Question d'origine :
Pourquoi la plupart des gens voir tout le monde rajoute au jour à aujourd'hui ou aujourd'hui à au jour...est ce vraiment une erreur de langage qui est devenue une sorte de TOC général ou n'est ce pas une erreur tout à coup un doute subsiste..
Réponse du Guichet
bml_litt
- Département : Langues et Littératures
Le 07/11/2018 à 13h48
Afin de vous apporter une réponse exhaustive mais soumise à la nuance, nous avons sollicité l’excellent site en ligne intitulé « Projet Voltaire, le projet en ligne de formation à l’orthographe ». L’article est signé Sandrine Campese, nous le publions ici in extenso avec quelques renvois de bon aloi à nos collections.
Genèse d’un vieux pléonasme
Ce n’est pas l’histoire de Oui-Oui, mais celle de hui, un petit mot d’ancien français né au XIe siècle, qui signifiait « le jour où l’on est ». Il avait un ancêtre latin hodie, et deux cousins, hoy l’espagnol et oggi l’italien. Hui avait la belle vie, jusqu’à ce qu’on le trouve trop court et qu’on lui ajoute « au jour ». Hui devint aujourd’hui, c’est-à-dire « au jour de ce jour ». Mais ce pléonasme n’était pas encore suffisant pour le peuple qui crut bon de dire « au jour d’aujourd’hui », soit « au jour du jour de ce jour ». Ne vous y méprenez pas, la formule n’est pas le fait d’une nouvelle génération ne sachant plus s’exprimer (comme on l’entend souvent), « au jour d’aujourd’hui » existe depuis 1531, année où il a été attesté la première fois ! C’est donc depuis le Moyen Âge que « tout fout l’camp » !

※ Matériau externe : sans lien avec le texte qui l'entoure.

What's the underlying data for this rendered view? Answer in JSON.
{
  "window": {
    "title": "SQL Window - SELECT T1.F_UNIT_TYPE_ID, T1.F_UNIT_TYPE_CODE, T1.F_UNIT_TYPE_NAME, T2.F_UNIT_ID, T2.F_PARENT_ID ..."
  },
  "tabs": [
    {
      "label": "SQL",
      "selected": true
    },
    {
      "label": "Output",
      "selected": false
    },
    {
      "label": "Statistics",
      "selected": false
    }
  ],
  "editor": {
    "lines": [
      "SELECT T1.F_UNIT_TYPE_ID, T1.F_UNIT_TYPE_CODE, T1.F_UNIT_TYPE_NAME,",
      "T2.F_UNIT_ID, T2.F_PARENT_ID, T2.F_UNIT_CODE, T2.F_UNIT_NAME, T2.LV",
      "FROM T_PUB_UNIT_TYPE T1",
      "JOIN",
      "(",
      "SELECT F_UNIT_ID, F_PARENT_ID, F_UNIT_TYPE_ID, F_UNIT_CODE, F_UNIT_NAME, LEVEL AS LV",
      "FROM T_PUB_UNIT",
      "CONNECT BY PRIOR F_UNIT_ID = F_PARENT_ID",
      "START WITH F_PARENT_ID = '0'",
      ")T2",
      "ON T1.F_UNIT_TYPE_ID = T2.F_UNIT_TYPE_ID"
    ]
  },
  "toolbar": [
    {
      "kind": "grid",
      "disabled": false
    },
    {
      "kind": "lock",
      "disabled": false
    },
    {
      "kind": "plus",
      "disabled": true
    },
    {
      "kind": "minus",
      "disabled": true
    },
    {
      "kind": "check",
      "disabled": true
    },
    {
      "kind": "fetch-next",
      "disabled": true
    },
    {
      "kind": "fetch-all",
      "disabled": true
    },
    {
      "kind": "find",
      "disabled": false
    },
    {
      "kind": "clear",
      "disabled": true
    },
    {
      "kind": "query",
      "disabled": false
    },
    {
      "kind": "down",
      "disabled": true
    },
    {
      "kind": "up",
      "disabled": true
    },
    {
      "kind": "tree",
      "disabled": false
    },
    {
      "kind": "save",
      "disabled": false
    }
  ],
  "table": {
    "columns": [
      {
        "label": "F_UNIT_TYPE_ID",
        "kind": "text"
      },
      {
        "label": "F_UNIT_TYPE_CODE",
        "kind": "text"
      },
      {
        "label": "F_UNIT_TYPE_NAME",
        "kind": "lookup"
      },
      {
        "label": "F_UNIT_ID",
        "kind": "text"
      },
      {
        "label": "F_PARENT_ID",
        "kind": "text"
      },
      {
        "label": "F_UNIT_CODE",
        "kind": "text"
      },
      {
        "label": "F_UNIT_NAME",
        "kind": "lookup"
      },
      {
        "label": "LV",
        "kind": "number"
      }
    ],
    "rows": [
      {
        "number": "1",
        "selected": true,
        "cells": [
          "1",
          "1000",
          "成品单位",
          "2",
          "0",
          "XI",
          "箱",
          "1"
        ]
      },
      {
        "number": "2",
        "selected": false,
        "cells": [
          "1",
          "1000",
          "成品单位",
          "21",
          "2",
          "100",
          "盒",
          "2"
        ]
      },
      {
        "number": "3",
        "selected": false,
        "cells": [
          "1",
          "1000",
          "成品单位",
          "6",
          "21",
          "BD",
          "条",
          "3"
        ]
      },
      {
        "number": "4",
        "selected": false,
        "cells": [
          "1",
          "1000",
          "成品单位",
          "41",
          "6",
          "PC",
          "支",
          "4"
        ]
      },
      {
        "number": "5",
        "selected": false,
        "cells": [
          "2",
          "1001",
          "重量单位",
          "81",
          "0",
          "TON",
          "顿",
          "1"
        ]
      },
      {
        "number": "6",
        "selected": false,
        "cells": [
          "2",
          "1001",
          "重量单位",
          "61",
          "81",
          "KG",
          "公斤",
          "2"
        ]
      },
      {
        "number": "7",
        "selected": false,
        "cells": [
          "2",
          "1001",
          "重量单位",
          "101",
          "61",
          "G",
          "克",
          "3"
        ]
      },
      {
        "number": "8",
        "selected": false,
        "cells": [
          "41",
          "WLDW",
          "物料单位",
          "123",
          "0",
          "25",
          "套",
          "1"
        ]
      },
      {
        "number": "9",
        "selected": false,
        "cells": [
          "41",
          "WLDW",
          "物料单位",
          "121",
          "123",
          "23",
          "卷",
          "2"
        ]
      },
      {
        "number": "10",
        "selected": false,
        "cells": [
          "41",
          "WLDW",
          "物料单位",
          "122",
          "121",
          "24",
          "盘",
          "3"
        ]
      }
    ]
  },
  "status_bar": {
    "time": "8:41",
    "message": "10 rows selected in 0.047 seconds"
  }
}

Un pléonasme peut-il être utile ?
D’accord, « au jour d’aujourd’hui » est un pléonasme, mais est-ce une raison suffisante pour l’envoyer au bûcher ? Faut-il proscrire tous les pléonasmes ou certains ont-ils une utilité ? Vaugelas, grand grammairien français du XVIIe siècle, puriste parmi les puristes, avait sur la question un avis surprenant. Dans ses Remarques sur la langue française (1647), il écrit qu’unir ensemble, voir de ses yeux, ouïr de ses oreilles, voler en l’air « sont fort bien dits » (sic). Il avance que ces expressions ne sont pas des pléonasmes car ici la répétition étend et renforce le sens du propos, parle à l’imagination et permet de représenter plus facilement une pensée. La tolérance de Vaugelas nous laisse pantois, alors qu’un de nos contemporains, le lexicologue Alain Rey, semble lui emboîter le pas.
La bénédiction d’Alain Rey
Alain Rey, connu pour son regard moderne sur notre langue (il est plutôt pro-néologisme, par exemple), considère dans cet article du Magazine littéraire « qu’au jour d’aujourd’hui n’est pas toujours un vilain pléonasme ». Selon lui, l’employer permet d’insister sur le jour où l’on parle, tandis qu’aujourd’hui, de sens plus large, désignerait « le temps présent ». Il s’appuie notamment sur le recueil de Victor Hugo, Contemplations, dont la seconde partie intitulée « Aujourd’hui » est sous-titrée « 1843-1855 ». Ajoutons qu’une distinction similaire existe en espagnol où hoy s’applique au « jour J » et hoy en día veut dire « ces temps-ci ».
Conclusion
Si certaines tournures, comme « le degré complet », ont un effet d’insistance (ex. : « la terre tout entière »), les pléonasmes sont à éviter autant que possible. Dans le cas présent, c’est facile : pourquoi ne pas employer aujourd’hui (« au jour de ce jour ») pour désigner la journée où nous sommes et « de nos jours », « à notre époque » ou encore « actuellement » à la place d’« au jour d’aujourd’hui » ? Notre langue est si riche qu’il est toujours possible de « ruser » et d’éviter de tomber dans la lourdeur et la facilité !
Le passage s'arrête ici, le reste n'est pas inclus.